Il dietro le quinte di un film d’amore ritrovato, dentro se stessi prima di tutto… nasconde forse un disagio sociale più ampio?
A dire il vero non sappiamo quanto la società si può rispecchiare in quello che facciamo. Noi realizziamo i nostri film sempre e solo per 2 scopi: al 50% emozionare il pubblico (sia in senso comico che drammatico) e al 50% perché piacciono a noi. Noi giriamo le storie che ci appassionano. Al di là del disagio sociale che possono rappresentare.
La figura di questi personaggi potrebbero essere quella di tutti noi?
Ognuno di noi ha il proprio contributo nostalgico o addirittura di rimorso… Certamente. La nostalgia è una delle sofferenze più dolci-amare della vita. Forse un po’ più amara che dolce, ma sicuramente di tutti. Più che di rimorso in questo corto si può parlare di rimpianto.
Ma, secondo voi, perché si arriva a non dirsi cose nella vita? Risolvere è più faticoso che evitare?
È esattamente il senso di questa storia. Le generazioni di oggi, libere da certi condizionamenti sociali legati alla famiglia di una volta, sono più bravi nel risolvere. Sono anche figli di una cultura popolare più aperta all’analisi, al dialogo, alla psicologia. Ma una volta si taceva e si “resisteva”, era quella la mentalità. Ecco perché raccontiamo la storia di una persona anziana e di un amore degli anni 70.
Alla base di questa figura assai interessante che è Giorgio c’è anche una dimensione educativa particolare. Come l’avete pensata e costruita?
Semplicemente osservando. Osservando i nostri nonni, i genitori, e tutte quelle persone che hanno trasmesso gli insegnamenti ricevuti dalle generazioni ancor precedenti. Giorgio è stato solo vittima di una incapacità di comunicare che ha imparato dal mondo che lo ha cresciuto.
E la figura di Anna quali scheletri si porta dall’infanzia?

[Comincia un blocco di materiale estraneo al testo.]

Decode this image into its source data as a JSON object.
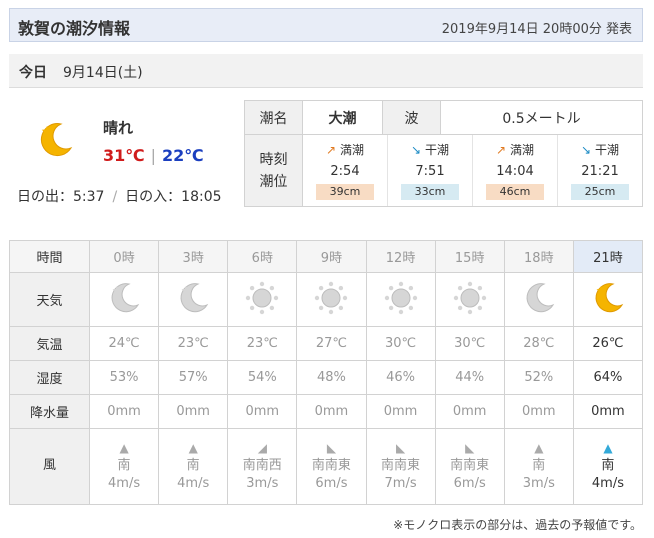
{
  "header": {
    "title": "敦賀の潮汐情報",
    "issued": "2019年9月14日 20時00分 発表"
  },
  "today": {
    "label": "今日",
    "date": "9月14日(土)"
  },
  "summary": {
    "weather": "晴れ",
    "weather_icon": "moon-star-icon",
    "temp_max": "31℃",
    "temp_sep": "|",
    "temp_min": "22℃",
    "sunrise": "日の出：5:37",
    "sep": "/",
    "sunset": "日の入：18:05"
  },
  "tide": {
    "name_label": "潮名",
    "name_value": "大潮",
    "wave_label": "波",
    "wave_value": "0.5メートル",
    "time_label": "時刻",
    "level_label": "潮位",
    "events": [
      {
        "arrow": "↗",
        "type": "満潮",
        "time": "2:54",
        "level": "39cm",
        "kind": "high"
      },
      {
        "arrow": "↘",
        "type": "干潮",
        "time": "7:51",
        "level": "33cm",
        "kind": "low"
      },
      {
        "arrow": "↗",
        "type": "満潮",
        "time": "14:04",
        "level": "46cm",
        "kind": "high"
      },
      {
        "arrow": "↘",
        "type": "干潮",
        "time": "21:21",
        "level": "25cm",
        "kind": "low"
      }
    ]
  },
  "hourly": {
    "labels": {
      "time": "時間",
      "weather": "天気",
      "temp": "気温",
      "humidity": "湿度",
      "rain": "降水量",
      "wind": "風"
    },
    "rows": [
      {
        "time": "0時",
        "icon": "moon-star-icon",
        "temp": "24℃",
        "humidity": "53%",
        "rain": "0mm",
        "wind_dir": "南",
        "wind_speed": "4m/s",
        "arrow": "▲"
      },
      {
        "time": "3時",
        "icon": "moon-star-icon",
        "temp": "23℃",
        "humidity": "57%",
        "rain": "0mm",
        "wind_dir": "南",
        "wind_speed": "4m/s",
        "arrow": "▲"
      },
      {
        "time": "6時",
        "icon": "sun-icon",
        "temp": "23℃",
        "humidity": "54%",
        "rain": "0mm",
        "wind_dir": "南南西",
        "wind_speed": "3m/s",
        "arrow": "◢"
      },
      {
        "time": "9時",
        "icon": "sun-icon",
        "temp": "27℃",
        "humidity": "48%",
        "rain": "0mm",
        "wind_dir": "南南東",
        "wind_speed": "6m/s",
        "arrow": "◣"
      },
      {
        "time": "12時",
        "icon": "sun-icon",
        "temp": "30℃",
        "humidity": "46%",
        "rain": "0mm",
        "wind_dir": "南南東",
        "wind_speed": "7m/s",
        "arrow": "◣"
      },
      {
        "time": "15時",
        "icon": "sun-icon",
        "temp": "30℃",
        "humidity": "44%",
        "rain": "0mm",
        "wind_dir": "南南東",
        "wind_speed": "6m/s",
        "arrow": "◣"
      },
      {
        "time": "18時",
        "icon": "moon-icon",
        "temp": "28℃",
        "humidity": "52%",
        "rain": "0mm",
        "wind_dir": "南",
        "wind_speed": "3m/s",
        "arrow": "▲"
      },
      {
        "time": "21時",
        "icon": "moon-star-icon",
        "temp": "26℃",
        "humidity": "64%",
        "rain": "0mm",
        "wind_dir": "南",
        "wind_speed": "4m/s",
        "arrow": "▲",
        "current": true
      }
    ]
  },
  "note": "※モノクロ表示の部分は、過去の予報値です。",
  "colors": {
    "tmax": "#d01b1b",
    "tmin": "#1b3fbf",
    "moon": "#f5b400",
    "high_level": "#f8dcc4",
    "low_level": "#d6eaf2",
    "header_bg": "#e8edf7"
  }
}
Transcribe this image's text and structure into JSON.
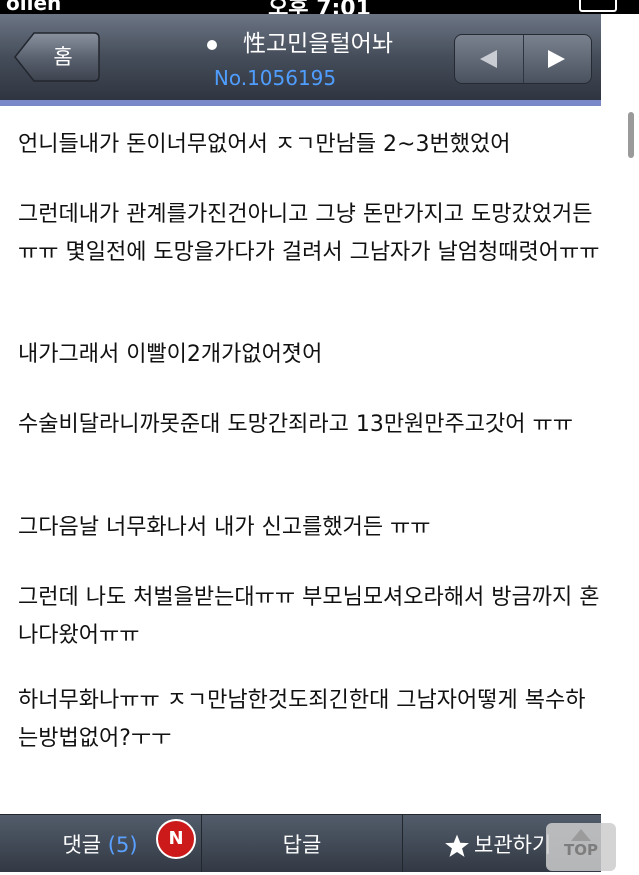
{
  "status_bar": {
    "carrier": "olleh",
    "time": "오후 7:01"
  },
  "header": {
    "home_label": "홈",
    "title": "性고민을털어놔",
    "post_number": "No.1056195"
  },
  "post": {
    "paragraphs": [
      "언니들내가 돈이너무없어서 ㅈㄱ만남들 2~3번했었어",
      "그런데내가 관계를가진건아니고 그냥 돈만가지고 도망갔었거든 ㅠㅠ 몇일전에 도망을가다가 걸려서 그남자가 날엄청때렷어ㅠㅠ",
      "내가그래서 이빨이2개가없어졋어",
      "수술비달라니까못준대 도망간죄라고 13만원만주고갓어 ㅠㅠ",
      "그다음날 너무화나서 내가 신고를했거든 ㅠㅠ",
      "그런데 나도 처벌을받는대ㅠㅠ 부모님모셔오라해서 방금까지 혼나다왔어ㅠㅠ",
      "하너무화나ㅠㅠ ㅈㄱ만남한것도죄긴한대 그남자어떻게 복수하는방법없어?ㅜㅜ"
    ]
  },
  "toolbar": {
    "comments_label": "댓글",
    "comments_count": "(5)",
    "new_badge": "N",
    "reply_label": "답글",
    "save_label": "보관하기",
    "top_label": "TOP"
  },
  "colors": {
    "accent_line": "#7a87c9",
    "link_blue": "#4f9dff",
    "badge_red": "#cc1a1a"
  },
  "icons": [
    "back-arrow-icon",
    "prev-arrow-icon",
    "next-arrow-icon",
    "star-icon",
    "up-arrow-icon",
    "signal-icon",
    "battery-icon"
  ]
}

Che poi sono sempre le basi del futuro…
A proposito di futuro: questo film alla fine lascia un messaggio di speranza per il futuro di ogni vita o un manifesto di abbandono, di rassegnazione?
Non ci interessa il messaggio finale. Ci interessa il messaggio di mezzo: non fate come Giorgio sennò si finisce immersi nei rimpianti. Poi se lo spettatore ne esce rassegnato o speranzoso non vogliamo saperlo. Ci basta sapere di averlo fatto riflettere.